バイト募集、と出版社が呟いた
会社というものにつくづく向いていない、そのことは身に染みているつもりだ。電車通勤が苦手、にぎやかなオフィスも苦手なら計数も細かい作業も苦手、スケジュール管理だって……。けれど所属のない専業主婦の身分はとてつもなく心許なくて、そんな中、憧れの出版社の事務バイトの募集が出ていて、ちょっと心が踊ってしまった。
ちょうど旅行中の夫にLINEで聞いてみると、
「面接に行って条件出してみるのは、したらいいんじゃないか。あとは延長保育だね」
とのこと。まあまあ乗り気だなあ、これは。出版社の仕事が全くわからないわけではないし、アリかもしれない。
でもさ……いずれ文章で飯を食いたいというのなら、週3回の出版社の事務バイトで稼げるくらいの額は、書いて稼げるようになるべきでは?そう、もう一人の自分が囁く。下手に出版社にコネを作ろうとかするんじゃなくてさ、やっぱりストレートに書いて稼ごうよ。何の分野だとしたって、書いたものを売るべきなのでは。だって、今だって思うように公募に出せるほど書けているわけではないんだもの。事務をやっても書けるようにはならないのよ。
たとえば条件通り働けたとして、その分稼ぐならどのくらい書けばいいのか計算しよう。時給1200円×5時間×3日=18000円/週かあ……つまり普通に書き物を請け負うと週40000〜80000字か……えっ、それは無理だな?
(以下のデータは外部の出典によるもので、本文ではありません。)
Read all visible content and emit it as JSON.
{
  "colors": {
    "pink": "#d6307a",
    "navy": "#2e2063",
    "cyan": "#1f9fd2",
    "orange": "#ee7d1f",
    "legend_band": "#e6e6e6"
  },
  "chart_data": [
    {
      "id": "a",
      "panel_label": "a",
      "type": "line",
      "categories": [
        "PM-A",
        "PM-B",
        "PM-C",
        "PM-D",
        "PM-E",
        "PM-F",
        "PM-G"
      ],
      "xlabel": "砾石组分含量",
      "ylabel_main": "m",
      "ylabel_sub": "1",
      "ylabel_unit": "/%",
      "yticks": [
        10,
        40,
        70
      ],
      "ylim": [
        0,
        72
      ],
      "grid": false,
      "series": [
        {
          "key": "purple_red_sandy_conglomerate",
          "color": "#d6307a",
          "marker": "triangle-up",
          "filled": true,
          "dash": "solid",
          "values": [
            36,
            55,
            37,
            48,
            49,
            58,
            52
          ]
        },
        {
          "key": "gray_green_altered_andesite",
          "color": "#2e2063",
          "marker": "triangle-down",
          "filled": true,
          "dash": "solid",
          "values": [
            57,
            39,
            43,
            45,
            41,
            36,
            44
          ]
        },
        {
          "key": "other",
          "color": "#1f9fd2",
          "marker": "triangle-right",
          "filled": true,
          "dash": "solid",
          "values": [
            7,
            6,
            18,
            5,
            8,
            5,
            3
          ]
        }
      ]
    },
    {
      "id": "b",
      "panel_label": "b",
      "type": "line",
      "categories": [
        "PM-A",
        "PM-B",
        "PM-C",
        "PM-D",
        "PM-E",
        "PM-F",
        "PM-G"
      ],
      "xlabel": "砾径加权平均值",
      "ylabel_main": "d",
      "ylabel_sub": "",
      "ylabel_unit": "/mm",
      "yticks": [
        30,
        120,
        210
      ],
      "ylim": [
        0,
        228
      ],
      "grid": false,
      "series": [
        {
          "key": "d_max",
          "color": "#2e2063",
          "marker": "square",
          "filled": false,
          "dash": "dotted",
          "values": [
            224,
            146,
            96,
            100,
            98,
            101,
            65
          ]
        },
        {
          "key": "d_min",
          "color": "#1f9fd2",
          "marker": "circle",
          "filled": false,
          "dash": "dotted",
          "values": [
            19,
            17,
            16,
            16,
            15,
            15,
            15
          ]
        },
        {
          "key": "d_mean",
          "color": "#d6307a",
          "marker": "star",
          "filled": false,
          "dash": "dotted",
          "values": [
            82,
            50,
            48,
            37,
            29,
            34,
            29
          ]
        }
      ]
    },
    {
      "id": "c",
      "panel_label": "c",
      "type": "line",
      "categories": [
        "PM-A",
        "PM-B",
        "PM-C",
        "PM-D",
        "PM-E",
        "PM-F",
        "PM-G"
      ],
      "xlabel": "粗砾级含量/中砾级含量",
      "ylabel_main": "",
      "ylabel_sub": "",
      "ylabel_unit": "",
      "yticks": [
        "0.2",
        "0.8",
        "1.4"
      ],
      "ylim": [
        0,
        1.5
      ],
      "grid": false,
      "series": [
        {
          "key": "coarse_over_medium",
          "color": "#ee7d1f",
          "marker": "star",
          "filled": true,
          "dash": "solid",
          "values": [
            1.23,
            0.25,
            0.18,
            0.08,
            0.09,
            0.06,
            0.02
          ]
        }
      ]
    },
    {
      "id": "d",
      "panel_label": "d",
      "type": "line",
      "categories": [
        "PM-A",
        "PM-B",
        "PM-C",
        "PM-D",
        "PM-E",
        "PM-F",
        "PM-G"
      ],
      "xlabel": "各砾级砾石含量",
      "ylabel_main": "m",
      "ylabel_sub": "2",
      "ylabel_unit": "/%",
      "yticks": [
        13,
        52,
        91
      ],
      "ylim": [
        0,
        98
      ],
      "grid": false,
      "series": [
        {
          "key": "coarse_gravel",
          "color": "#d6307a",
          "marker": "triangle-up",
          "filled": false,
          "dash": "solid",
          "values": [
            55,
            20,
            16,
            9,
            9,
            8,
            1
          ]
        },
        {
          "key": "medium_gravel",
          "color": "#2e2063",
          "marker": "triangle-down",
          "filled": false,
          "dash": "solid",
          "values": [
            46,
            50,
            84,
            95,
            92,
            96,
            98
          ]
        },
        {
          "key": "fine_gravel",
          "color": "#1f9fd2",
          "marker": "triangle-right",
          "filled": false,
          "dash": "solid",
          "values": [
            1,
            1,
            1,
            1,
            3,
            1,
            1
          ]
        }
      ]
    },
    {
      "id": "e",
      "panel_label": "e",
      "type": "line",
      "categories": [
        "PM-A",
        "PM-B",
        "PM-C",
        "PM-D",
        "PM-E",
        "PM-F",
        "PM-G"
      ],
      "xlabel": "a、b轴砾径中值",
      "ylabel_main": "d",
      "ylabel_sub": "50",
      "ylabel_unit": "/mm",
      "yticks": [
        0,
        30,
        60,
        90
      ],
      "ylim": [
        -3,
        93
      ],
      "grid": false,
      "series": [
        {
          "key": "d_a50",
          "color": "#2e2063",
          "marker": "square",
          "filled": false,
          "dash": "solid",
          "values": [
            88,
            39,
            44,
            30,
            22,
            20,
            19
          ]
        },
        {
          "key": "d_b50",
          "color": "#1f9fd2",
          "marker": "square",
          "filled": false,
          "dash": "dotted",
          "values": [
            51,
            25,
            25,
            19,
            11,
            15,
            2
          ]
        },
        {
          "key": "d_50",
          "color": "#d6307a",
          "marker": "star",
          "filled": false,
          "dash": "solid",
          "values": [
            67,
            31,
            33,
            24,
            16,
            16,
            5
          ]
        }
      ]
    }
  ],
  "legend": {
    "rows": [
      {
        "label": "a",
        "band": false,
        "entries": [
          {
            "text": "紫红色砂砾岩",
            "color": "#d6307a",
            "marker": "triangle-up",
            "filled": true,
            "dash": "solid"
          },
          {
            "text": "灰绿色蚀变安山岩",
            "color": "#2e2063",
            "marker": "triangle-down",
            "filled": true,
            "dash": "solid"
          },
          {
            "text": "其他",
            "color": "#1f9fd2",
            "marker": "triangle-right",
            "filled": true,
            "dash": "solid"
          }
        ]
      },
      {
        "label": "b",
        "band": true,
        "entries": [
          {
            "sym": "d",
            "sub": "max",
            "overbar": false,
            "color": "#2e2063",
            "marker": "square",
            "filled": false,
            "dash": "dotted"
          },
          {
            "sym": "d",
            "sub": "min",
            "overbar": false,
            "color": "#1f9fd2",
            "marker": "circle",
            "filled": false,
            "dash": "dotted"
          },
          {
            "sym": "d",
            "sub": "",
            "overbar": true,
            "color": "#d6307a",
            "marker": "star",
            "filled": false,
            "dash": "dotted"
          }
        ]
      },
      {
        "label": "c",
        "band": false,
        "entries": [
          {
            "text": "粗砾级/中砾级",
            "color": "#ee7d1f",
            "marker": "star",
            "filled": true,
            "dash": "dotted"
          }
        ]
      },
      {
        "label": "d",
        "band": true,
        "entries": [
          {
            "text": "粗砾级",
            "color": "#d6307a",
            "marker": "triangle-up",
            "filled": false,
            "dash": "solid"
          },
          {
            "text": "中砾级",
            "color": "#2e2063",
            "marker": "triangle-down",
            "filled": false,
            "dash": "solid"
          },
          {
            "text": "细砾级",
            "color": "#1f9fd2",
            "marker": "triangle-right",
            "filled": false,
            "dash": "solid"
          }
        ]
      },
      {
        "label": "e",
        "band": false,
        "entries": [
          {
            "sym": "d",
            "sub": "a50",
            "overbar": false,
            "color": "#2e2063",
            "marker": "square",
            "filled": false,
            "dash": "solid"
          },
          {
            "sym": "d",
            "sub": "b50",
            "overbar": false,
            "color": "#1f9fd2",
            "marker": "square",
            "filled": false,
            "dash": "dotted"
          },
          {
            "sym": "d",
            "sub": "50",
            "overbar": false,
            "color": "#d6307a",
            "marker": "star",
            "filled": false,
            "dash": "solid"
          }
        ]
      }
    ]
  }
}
家庭の事情を考えると、首尾よく雇ってもらえたとしてもお休みが続くのは避けられない。自分ひとりで稼げた方が、資金を自分の活動に流しやすく、時間の自由もききやすい、それは確か。
いや、経済の話を読んだらさ、お金のことをちゃんと考えなきゃって頭に、なるよね。障害年金は厳しいと思うって、通ってる病院の先生にも言われたし……失業手当だって、すぐ終わるし……。
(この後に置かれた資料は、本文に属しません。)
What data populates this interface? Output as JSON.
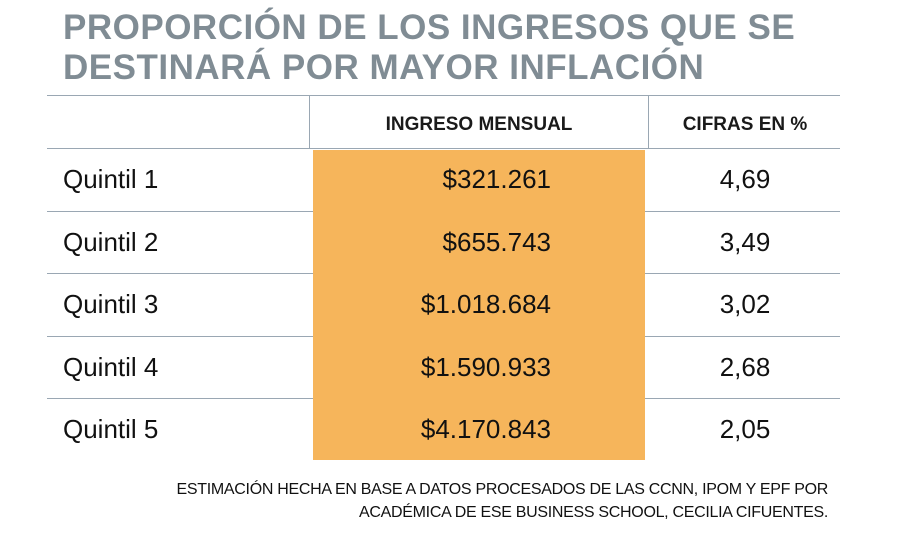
{
  "header": {
    "title_lines": [
      "PROPORCIÓN DE LOS INGRESOS QUE SE",
      "DESTINARÁ POR MAYOR INFLACIÓN"
    ]
  },
  "table": {
    "columns": [
      "INGRESO MENSUAL",
      "CIFRAS EN %"
    ],
    "rows": [
      [
        "Quintil 1",
        "$321.261",
        "4,69"
      ],
      [
        "Quintil 2",
        "$655.743",
        "3,49"
      ],
      [
        "Quintil 3",
        "$1.018.684",
        "3,02"
      ],
      [
        "Quintil 4",
        "$1.590.933",
        "2,68"
      ],
      [
        "Quintil 5",
        "$4.170.843",
        "2,05"
      ]
    ]
  },
  "footnote": {
    "lines": [
      "ESTIMACIÓN HECHA EN BASE A DATOS PROCESADOS DE LAS CCNN, IPOM Y EPF POR",
      "ACADÉMICA DE ESE BUSINESS SCHOOL, CECILIA CIFUENTES."
    ]
  }
}
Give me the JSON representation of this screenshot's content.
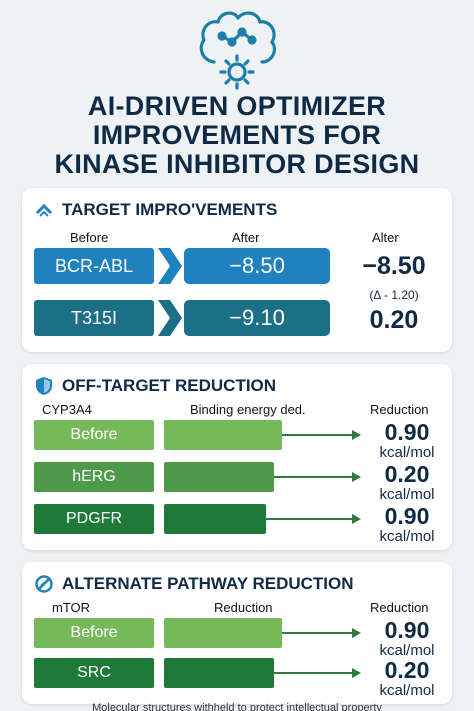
{
  "title_lines": [
    "AI-DRIVEN OPTIMIZER",
    "IMPROVEMENTS FOR",
    "KINASE INHIBITOR DESIGN"
  ],
  "target": {
    "heading": "TARGET IMPRO'VEMENTS",
    "col_before": "Before",
    "col_after": "After",
    "col_alter": "Alter",
    "rows": [
      {
        "label": "BCR-ABL",
        "after": "−8.50",
        "side_value": "−8.50",
        "side_note": "(Δ - 1.20)"
      },
      {
        "label": "T315I",
        "after": "−9.10",
        "side_value": "0.20"
      }
    ]
  },
  "offtarget": {
    "heading": "OFF-TARGET REDUCTION",
    "col_1": "CYP3A4",
    "col_2": "Binding energy ded.",
    "col_3": "Reduction",
    "rows": [
      {
        "label": "Before",
        "value": "0.90",
        "unit": "kcal/mol"
      },
      {
        "label": "hERG",
        "value": "0.20",
        "unit": "kcal/mol"
      },
      {
        "label": "PDGFR",
        "value": "0.90",
        "unit": "kcal/mol"
      }
    ]
  },
  "pathway": {
    "heading": "ALTERNATE PATHWAY REDUCTION",
    "col_1": "mTOR",
    "col_2": "Reduction",
    "col_3": "Reduction",
    "rows": [
      {
        "label": "Before",
        "value": "0.90",
        "unit": "kcal/mol"
      },
      {
        "label": "SRC",
        "value": "0.20",
        "unit": "kcal/mol"
      }
    ]
  },
  "footer": "Molecular structures withheld to protect intellectual property",
  "colors": {
    "navy": "#0f2a45",
    "blue": "#1d82bf",
    "teal": "#1b6f86",
    "green_light": "#76b95a",
    "green_mid": "#4d9a4a",
    "green_dark": "#1f7a3a"
  }
}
しかし憧れの〇〇社だぞ!?事務といえどもパートタイムで関われるなら関わりたいぞ!?というミーハー心もある。社内に入ってみたい、なんて気持ちもあるし、とりあえず応募だけはしてみるかな……。皮算用をしていても、すっぱり書類でアウトかもしれませんものね。歩きながら考えよう、それでも良いはずだ。
書き物募集はネット上にとかくたくさんあるけれど、なんとなく食指が動かないのは興味のない分野である上にはちゃめちゃに単価が安いからで。自分、思っていたよりプライド高いんだなあ。正社員でものを書いていたというプライド、育児にかこつけて辞めさせられた時点で持つべきものじゃないのになあ。
なぁんて考えながら家路についていたら、乗り換え駅複数あったのに、自販機が遠かったり故障中だったりで……おりからの陽気にめちゃくちゃ喉が渇いている。昨日ちょっと水分を控えたら突然腹を壊すという憂き目にあったので、飯と水は万全に摂っておきたいところ。夫がちょっぴり遠出をしているので、専業主婦はここぞとばかり自由に羽を伸ばしている、本日はそういうわけであります。